New science club works to educate the community

(Photo courtesy of Laurie Luckritz) From left, Laurie Luckritz, program leader, and Alicia Carbajal, vice president, work at the table for the UCM chapter of the National Center for Science Education at the Spring Involvement Fair.

The first ever student-led chapter of the National Center for Science Education (NCSE) has started at the University of Central Missouri.

The club was founded by Laurie Luckritz, the program leader and a first-year biology graduate student. Luckritz said NCSE is a non-profit, science booster club which is intended to offer science outreach without pushing political agendas, it’s all science backed.

“They usually choose to let science booster clubs occur in states or communities that have a lot of resistance to climate change and evolution,” Luckritz said. “They want to get those issues more talked about and out there so that we can make better choices in our voting.”

When founding the club, Luckritz said she took a different approach. She wanted to empower college students to share information and be in leadership positions, while also connecting them to science education in different ways.

Luckritz’s advisor, Kate Carter, director of community science education, said college students have the knowledge and energy to get the information across.

“We get to help them with infrastructure and interpretation skills but otherwise get to watch them develop a unique club that is right for their community,” Carter said.

Luckritz said NCSE sends approved material and offers non-conflict training to help keep possible conflicts about climate change and evolution to a minimum.

“For our initial year, we get funded by NCSE so they have the (activity) kits pre prepped for us and they will mail us the kits with instructions,” Luckritz said.

“They have kits for any age range. Their main focus right now is more toward kids and parents wanting to get their kids interested in the sciences,” Luckritz said.

A unique aspect of this club is it brings science to the community.

“Many people won’t seek out science activities on university campuses but will happily engage with scientists that come to their farmers markets, or their festivals,” Carter said.

Luckritz said the club will be working with Powell Gardens, farmer’s markets, summer camps and the school district to help spread awareness on the topics of evolution and climate change.

Alicia Carbajal, vice president and sophomore biology major, said “(It is) especially for the younger generation because they are the future.

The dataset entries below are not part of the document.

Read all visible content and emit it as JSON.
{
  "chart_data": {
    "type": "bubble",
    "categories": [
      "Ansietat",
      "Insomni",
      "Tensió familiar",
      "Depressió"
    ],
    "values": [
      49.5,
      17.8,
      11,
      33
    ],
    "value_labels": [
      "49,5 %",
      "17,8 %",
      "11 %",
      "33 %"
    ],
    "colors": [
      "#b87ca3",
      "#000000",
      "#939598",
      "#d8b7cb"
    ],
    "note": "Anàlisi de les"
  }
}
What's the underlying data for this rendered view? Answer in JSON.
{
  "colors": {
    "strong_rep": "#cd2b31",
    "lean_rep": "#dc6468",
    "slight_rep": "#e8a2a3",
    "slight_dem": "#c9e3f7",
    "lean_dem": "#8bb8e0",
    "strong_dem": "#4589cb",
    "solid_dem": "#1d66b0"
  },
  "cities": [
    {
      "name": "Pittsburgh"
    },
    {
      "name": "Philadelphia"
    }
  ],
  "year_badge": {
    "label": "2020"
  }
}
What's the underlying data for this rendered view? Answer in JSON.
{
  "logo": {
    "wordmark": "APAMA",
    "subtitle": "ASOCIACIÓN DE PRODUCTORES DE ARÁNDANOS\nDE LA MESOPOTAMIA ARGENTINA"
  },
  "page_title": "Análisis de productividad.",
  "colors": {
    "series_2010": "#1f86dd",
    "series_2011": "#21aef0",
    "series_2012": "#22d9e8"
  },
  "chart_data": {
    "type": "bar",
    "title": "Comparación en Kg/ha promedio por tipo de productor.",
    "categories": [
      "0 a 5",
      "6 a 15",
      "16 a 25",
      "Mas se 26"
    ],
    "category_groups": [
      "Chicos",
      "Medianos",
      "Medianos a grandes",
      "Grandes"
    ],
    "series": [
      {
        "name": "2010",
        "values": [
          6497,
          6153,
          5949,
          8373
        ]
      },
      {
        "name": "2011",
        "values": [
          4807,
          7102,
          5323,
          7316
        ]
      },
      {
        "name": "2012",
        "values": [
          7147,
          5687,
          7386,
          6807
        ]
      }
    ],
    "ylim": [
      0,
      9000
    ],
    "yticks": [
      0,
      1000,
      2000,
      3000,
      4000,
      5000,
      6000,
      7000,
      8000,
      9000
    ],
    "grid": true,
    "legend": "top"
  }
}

Understanding the world around us is a major part in how we make decisions. This club may help influence those decisions for the greater good, or at least give a different perspective.”

Luckritz said when she was an undergraduate, she was fascinated with evolution. At first she wanted to disprove it.

“I had a lot of my own issues to work with through and I didn’t understand it,” she said. “Once I did understand it, I wanted to help other people get exposed to it, at least be able to talk about it without having to get in fights.”

Carter said one issue many career scientists run into is lack of engaging the public because they don’t feel they have the skills.

“With so many science misconceptions in existence today, upcoming scientists must find ways to communicate effectively with the public,” Carter said. “Scientists that receive practice in these skills early in their training are more likely to make it a part of their careers.”

Luckritz said people don’t have to know a lot about science to get involved.

“Some of our biggest enthusiasts have been people that aren’t in the sciences at all,” Luckritz said. “We are very supportive of working with people according to how much they want to contribute.”

Luckritz said they have opportunities for crafting, needs for brainstorming, outreach and for people to talk about their information.

“I look forward to getting new members and doing events with the kids and getting them interested in the sciences,” Luckritz said. “A lot of times you grow up and you don’t know what all is out there, and I think that at the very least, this organization can help kids think about things they really liked doing when they were younger and how they might want to do stuff in the future.”

Club meetings take place every other week at 5 p.m. on Thursdays in W.C. Morris Room 320. The next one is Thursday.

They will be hosting a table at the Volunteer Fair from 11 a.m. to 1 p.m. on Feb. 13 in the Union Atrium.